The group of governance advocates, including eight state treasurers, met with Reed for almost two hours Tuesday morning to discuss a report by former board member H. Carl McCall.
"Reed indicated in general, without committing to any specific reform at this point, that the McCall memo is a baseline from which he would build, that he would go well beyond it," said New York Comptroller Alan Hevesi. "That was extraordinarily encouraging to all of us."
According to Hevesi, Reed understands the need for "independent directors and a program for institutional change." The interim chairman is expected to unveil his program for reform in November.
Meantime, the group said it made some recommendations to add to McCall's memo, which include cutting the NYSE board from 27 members to 17 members, of whom a majority would be independent.
Separately, officials are pushing to separate the regulatory and business functions of the exchange.

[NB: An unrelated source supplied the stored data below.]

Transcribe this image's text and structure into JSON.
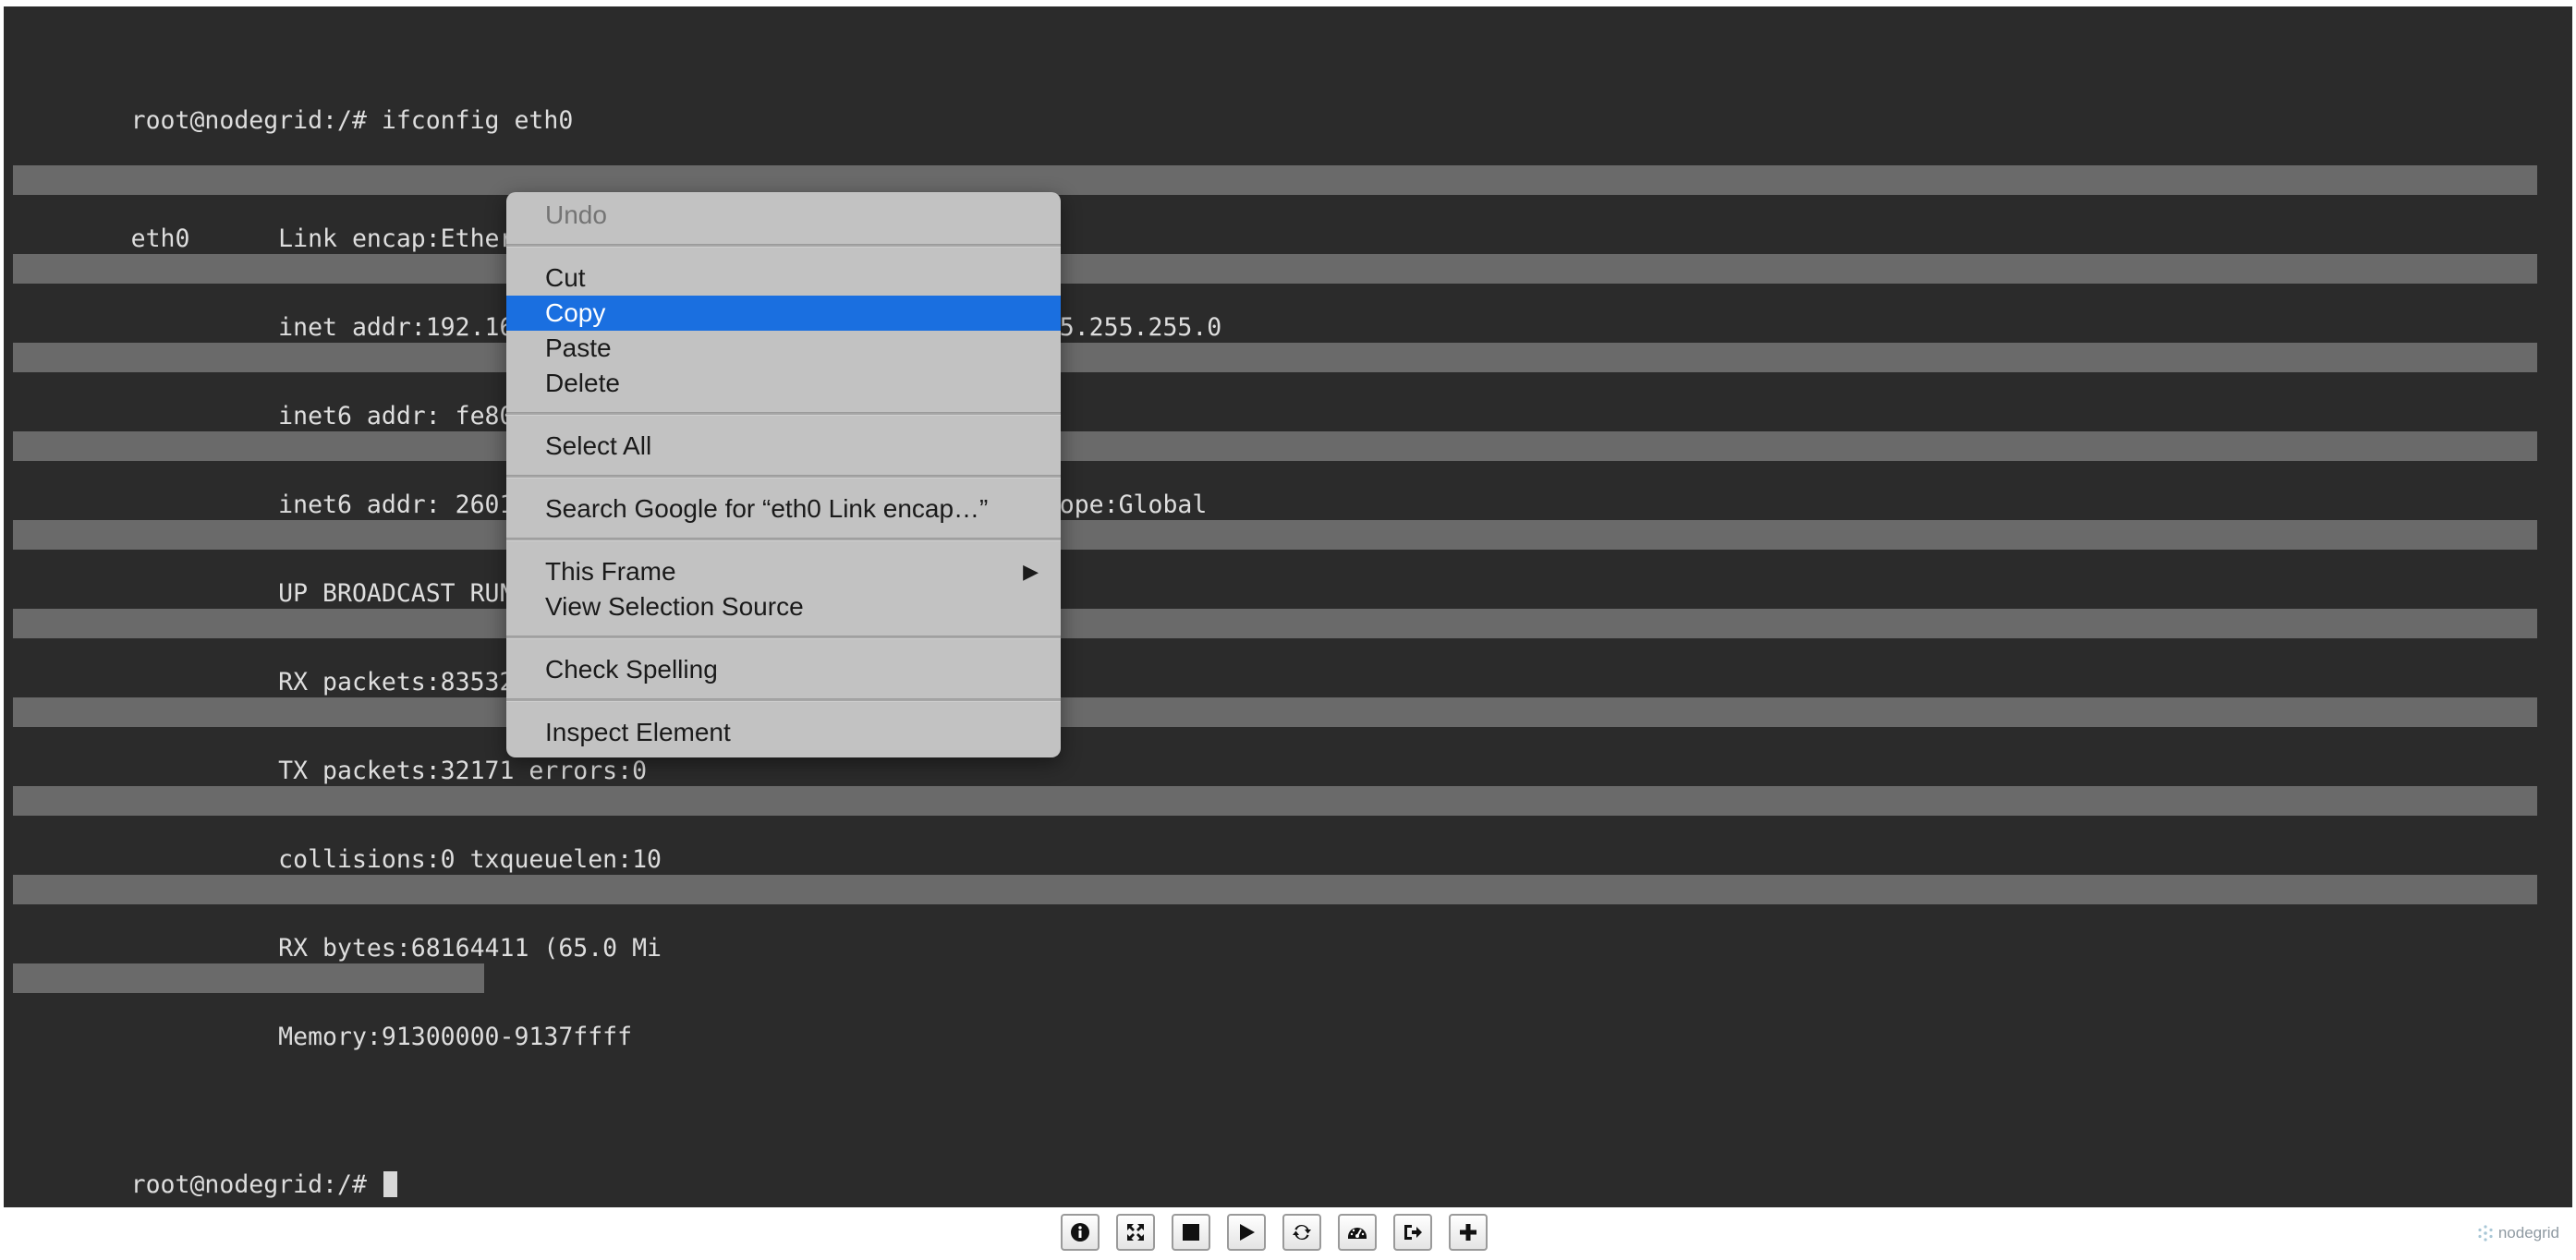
{
  "terminal": {
    "lines": [
      "root@nodegrid:/# ifconfig eth0",
      "eth0      Link encap:Ethernet  HWaddr 00:90:fb:4e:09:ac",
      "          inet addr:192.168.2.152  Bcast:192.168.2.255  Mask:255.255.255.0",
      "          inet6 addr: fe80::290:fbff:fe4e:9ac/64 Scope:Link",
      "          inet6 addr: 2601:641:100:c400:290:fbff:fe4e:9ac/64 Scope:Global",
      "          UP BROADCAST RUNNING MULTICAST  MTU:1500  Metric:1",
      "          RX packets:835326 errors:0",
      "          TX packets:32171 errors:0",
      "          collisions:0 txqueuelen:10",
      "          RX bytes:68164411 (65.0 Mi",
      "          Memory:91300000-9137ffff",
      "",
      "root@nodegrid:/# "
    ]
  },
  "context_menu": {
    "undo": "Undo",
    "cut": "Cut",
    "copy": "Copy",
    "paste": "Paste",
    "delete": "Delete",
    "select_all": "Select All",
    "search_google": "Search Google for “eth0 Link encap…”",
    "this_frame": "This Frame",
    "view_selection_source": "View Selection Source",
    "check_spelling": "Check Spelling",
    "inspect_element": "Inspect Element",
    "highlight_color": "#1a6fe0"
  },
  "toolbar": {
    "icons": [
      "info-icon",
      "fullscreen-icon",
      "stop-icon",
      "play-icon",
      "refresh-icon",
      "dashboard-icon",
      "logout-icon",
      "plus-icon"
    ],
    "brand": "nodegrid"
  }
}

Reed has recently said that he does not support splitting the two functions. At the news briefing, Hevesi said that the interim chairman "has suggested that the stock exchange has done a pretty good job of regulating itself over time," but he is still "open to any structural change."
Reed, a former chairman of
, was called out of retirement in September to preside over a restructuring of the NYSE after an uproar over former Chairman Dick Grasso's exorbitant pay package.